Fencing the orchard/chicken run has given me a newfound appreciation for other athletes. Today, for example, I was thinking about snooker players and people who claim to sail round the world single-handed.

Two thoughts on this immediately:
o Such a feat surely requires the use of both hands.
o As they are apparently alone in the boat, how can anyone know for sure?

I digress.

Fencing equipment
Before you can play, you will need: A step ladder, sledgehammer, straight-and-slightly too-long crowbar-type object, a small axe, some string, several 2.5-metre fenceposts, a tape measure, a funny shaped stick and… a towel.

Fencing practice
Begin by making a 50-cm hole with the crowbar and sledgehammer. (This is not in the Rule Book, which suggests using a spade. But at least two knowledgeable shop assistants told me this is the way it’s done here and, as here is where I am, this is the way I do it.)

Balance a 2.5-metre fencepost in the hole. Sledgehammer in hand, climb the step ladder to an uncomfortable height (having made sure the feet are probably secure) and balance yourself. Lean against the rung above, which should be wrapped in the towel to protect the calves.

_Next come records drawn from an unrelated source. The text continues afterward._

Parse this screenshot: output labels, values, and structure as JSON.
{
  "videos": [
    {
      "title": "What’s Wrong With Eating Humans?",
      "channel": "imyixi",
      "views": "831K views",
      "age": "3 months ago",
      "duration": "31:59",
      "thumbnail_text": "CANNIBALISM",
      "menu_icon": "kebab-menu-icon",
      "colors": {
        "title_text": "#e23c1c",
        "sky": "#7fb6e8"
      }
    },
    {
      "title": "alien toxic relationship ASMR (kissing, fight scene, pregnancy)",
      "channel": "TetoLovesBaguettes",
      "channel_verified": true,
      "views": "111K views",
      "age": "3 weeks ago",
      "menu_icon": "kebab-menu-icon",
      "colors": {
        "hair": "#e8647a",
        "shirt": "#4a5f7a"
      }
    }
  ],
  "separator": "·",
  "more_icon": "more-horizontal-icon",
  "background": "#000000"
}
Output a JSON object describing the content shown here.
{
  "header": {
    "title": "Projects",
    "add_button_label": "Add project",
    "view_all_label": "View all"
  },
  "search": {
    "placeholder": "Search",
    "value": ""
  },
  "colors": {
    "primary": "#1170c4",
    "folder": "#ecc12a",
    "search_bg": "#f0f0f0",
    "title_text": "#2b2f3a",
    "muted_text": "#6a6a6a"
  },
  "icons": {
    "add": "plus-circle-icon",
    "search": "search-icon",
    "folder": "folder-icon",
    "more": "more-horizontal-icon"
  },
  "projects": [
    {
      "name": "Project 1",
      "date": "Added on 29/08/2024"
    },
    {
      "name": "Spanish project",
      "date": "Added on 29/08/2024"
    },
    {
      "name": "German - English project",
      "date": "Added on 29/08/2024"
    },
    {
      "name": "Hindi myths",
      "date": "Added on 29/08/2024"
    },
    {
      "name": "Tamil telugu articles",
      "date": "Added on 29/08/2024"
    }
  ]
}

Raise the sledgehammer and SLAM it onto the fencepost – side on – about 15 times. Wiggle the post, checking it is roughly vertical and SLAM and wiggle away until only two metres remain above ground. (The Rule Book suggests using a post rammer – previous point re-applies.)

Breathing heaving, take one handful of soil at a time and use the funny shaped stick to RAM it into any visible bit of hole.

Repeat until exhausted.

Side effects
Frequent practice results in increased balance, energy, upper body strength and beer consumption. A very little bit like darts.

You can read all the books you like on fencing (my own preference is one), but at some point (as with all things) you’ve just got go to up there and do it.

Which is why I spent several hours yesterday, after my now-habitual tractor yoga, up a stepladder, carefully heaving a four-kilo sledgehammer onto the ends of several two-and-a-half-metre fence posts the previous owner had stuck in a Most Inexplicable Place.

The orchard/chicken is being enclosed.

Today, my formerly soft office-worker’s hands are feeling slightly crampy as a result and the rest of my body is feeling just a tiny bit stronger. Good thing too, as I also have a large veggie plot to enclose with even more serious fencing, before installing a couple of rotivating pigs in January.

For this exercise, you will need: one Fordson Major (1963 model or thereabouts), a grass-cutting attachment and a field of long grass sloping steeply behind you.

Warm up
Press the little wossisface on the side of the engine and climb onto the machine. Make sure the gearbox is in neutral and the attachment is disengaged. Push the thingummyjig and press the button to start the engine. Then sit for a moment, inhaling the diesel-infused air, taking the time to appreciate the beautiful scenery, the peace of which you have just shattered. (This is a good moment to put on your ear defenders.)

Yoga it must be
Engage the grass cutter, put the engine in reverse and release the clutch, then pull the gizmo to lift the attachment off the ground for the journey uphill. Turn around, placing one hand on the rollbar, and guide the tractor up the hill in an unnecessarily straight line. At the top, reduce the engine speed, drop the attachment, stand on the brake and engage first gear, bearing in mind that leaving it in neutral could send you hurtling to your death. Release the clutch and trundle gently down the hill, relieved that you are in gear, occasionally turning around to watch the long grass spewing out of the side of the attachment. At the bottom of the slope, slow the engine, brake, engage reverse and turn to the other side, ensuring an even development of the back, neck and knees. Repeat for one hour, or until the engine stalls and will not re-start.

May help weight loss as part of an intensive outdoor lifestyle.